C’è poi l’arte, tantissima, che è la nota adorabile di Amsterdam. Attirati dentro l’obiettivo del direttore della fotografia Emmanuel Lubezki, risplendono i costumi di Albert Wolsky e J.R. Hawbaker, le scenografie di Patricia Cuccia ed Erin Fite e chiaramente il trucco di Jason Collins, che provvede letteralmente a deformare i volti di chi è sopravvissuto alla Grande Guerra, rendendoli speciali e dando altresì valore alla missione del dottor Burt Berendsen (è come se il personaggio di Bale mettesse in pratica la tecnica giapponese del kintsugi, ma non sui vasi, bensì sulle persone).

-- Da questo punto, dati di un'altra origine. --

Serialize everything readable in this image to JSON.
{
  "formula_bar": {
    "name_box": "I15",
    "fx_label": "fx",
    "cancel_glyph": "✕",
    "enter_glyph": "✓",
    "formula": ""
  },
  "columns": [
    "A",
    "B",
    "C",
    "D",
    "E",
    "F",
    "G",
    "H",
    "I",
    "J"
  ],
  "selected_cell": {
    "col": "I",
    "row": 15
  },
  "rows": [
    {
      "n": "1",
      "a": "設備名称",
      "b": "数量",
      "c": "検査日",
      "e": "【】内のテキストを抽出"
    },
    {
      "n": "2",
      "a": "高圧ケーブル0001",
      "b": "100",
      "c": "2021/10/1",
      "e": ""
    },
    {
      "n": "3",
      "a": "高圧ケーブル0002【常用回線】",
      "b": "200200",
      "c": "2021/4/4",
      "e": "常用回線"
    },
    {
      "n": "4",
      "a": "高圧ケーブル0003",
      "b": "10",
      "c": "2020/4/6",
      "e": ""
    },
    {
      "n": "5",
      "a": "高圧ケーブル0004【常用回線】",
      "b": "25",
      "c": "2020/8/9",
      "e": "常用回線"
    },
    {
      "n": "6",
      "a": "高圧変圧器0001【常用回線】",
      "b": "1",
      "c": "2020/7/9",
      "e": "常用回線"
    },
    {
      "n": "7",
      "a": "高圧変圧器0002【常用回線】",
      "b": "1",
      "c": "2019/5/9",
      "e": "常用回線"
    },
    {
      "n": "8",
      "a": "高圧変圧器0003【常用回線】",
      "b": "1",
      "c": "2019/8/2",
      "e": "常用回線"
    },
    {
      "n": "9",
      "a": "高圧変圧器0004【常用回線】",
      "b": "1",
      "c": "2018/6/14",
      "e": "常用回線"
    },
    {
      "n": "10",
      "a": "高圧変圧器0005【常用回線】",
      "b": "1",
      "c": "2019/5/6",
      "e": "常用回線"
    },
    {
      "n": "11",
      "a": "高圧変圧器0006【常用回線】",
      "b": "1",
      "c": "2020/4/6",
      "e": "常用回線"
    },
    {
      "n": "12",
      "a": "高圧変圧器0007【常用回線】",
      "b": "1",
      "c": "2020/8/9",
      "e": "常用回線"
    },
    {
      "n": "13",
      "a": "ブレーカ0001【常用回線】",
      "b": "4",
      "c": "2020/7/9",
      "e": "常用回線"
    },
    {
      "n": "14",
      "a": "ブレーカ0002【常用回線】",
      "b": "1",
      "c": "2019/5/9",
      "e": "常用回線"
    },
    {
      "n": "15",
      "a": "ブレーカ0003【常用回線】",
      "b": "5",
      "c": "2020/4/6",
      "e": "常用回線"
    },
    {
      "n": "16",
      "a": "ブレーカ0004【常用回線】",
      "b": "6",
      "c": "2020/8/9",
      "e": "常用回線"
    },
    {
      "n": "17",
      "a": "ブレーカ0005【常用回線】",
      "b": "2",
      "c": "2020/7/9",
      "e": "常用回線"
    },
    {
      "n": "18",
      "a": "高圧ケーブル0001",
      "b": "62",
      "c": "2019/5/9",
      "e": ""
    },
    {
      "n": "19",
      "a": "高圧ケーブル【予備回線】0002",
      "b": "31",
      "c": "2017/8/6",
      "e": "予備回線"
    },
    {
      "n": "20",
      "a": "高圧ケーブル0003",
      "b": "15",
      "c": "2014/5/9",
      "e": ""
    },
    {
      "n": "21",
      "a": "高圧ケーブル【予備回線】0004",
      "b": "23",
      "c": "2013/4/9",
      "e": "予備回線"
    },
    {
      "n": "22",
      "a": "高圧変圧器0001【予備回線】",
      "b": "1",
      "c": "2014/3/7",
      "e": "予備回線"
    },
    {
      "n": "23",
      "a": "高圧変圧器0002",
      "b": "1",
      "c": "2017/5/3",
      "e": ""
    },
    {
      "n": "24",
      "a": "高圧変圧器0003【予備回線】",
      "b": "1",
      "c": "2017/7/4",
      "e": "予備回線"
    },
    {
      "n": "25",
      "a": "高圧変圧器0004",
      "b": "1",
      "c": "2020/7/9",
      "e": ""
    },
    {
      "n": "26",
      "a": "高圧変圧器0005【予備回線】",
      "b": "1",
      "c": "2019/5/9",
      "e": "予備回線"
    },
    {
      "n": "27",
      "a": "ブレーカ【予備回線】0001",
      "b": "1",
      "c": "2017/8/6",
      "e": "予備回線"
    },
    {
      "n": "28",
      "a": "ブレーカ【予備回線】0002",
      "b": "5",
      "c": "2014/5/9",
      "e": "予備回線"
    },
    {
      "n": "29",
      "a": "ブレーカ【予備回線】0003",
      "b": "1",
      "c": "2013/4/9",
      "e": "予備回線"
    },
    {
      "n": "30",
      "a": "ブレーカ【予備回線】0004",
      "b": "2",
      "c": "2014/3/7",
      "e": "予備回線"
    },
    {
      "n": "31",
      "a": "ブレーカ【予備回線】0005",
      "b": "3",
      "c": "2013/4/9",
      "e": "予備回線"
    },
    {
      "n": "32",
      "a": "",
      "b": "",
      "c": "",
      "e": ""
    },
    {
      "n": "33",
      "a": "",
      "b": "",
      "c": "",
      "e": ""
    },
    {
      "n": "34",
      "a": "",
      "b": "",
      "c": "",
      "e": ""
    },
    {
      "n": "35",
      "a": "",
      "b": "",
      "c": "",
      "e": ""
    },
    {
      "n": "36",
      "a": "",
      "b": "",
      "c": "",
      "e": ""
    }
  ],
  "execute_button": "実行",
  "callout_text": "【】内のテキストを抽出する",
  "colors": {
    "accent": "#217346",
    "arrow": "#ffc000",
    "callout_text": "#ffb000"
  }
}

Tutto è scintillante, perfetto, arte da museo ridotta in puzzle e dispersa lungo le oltre due ore di durata del film. Ad ammaliare, però, è soprattutto l’arte affidata alla mano di Valery, perché nelle sue opere si reperiscono gli scarti, ciò che il malessere ha vomitato e ciò che ha lasciato indietro, letteralmente occultato da vita nuova e rigogliosa: dalle lastre dei loro toraci fino ai dipinti in cui le mancanze fisiche vengono sostituite da fiori e frutti. Sono opere surreali, futuriste, che rompono gli schermi (e se ci pensate, siamo negli anni ’30 del XX secolo e certi movimenti già dominavano la scena artistica). Interessanti le immagini che scorrono insieme ai titoli di coda, in cui i protagonisti della pellicola vengono ritratti seguendo le linee dello yin e dello yang: estensione estrema di un messaggio di fratellanza e pace.

Concludendo, Amsterdam è un pasticcio superbo. E se, nel buio della sala vi capiterà di sentirvi frastornati e disorientati, non temete, alla fine la bellezza vi salverà!

Il film è al cinema dal 27 ottobre 2022 con 20th Century Studios.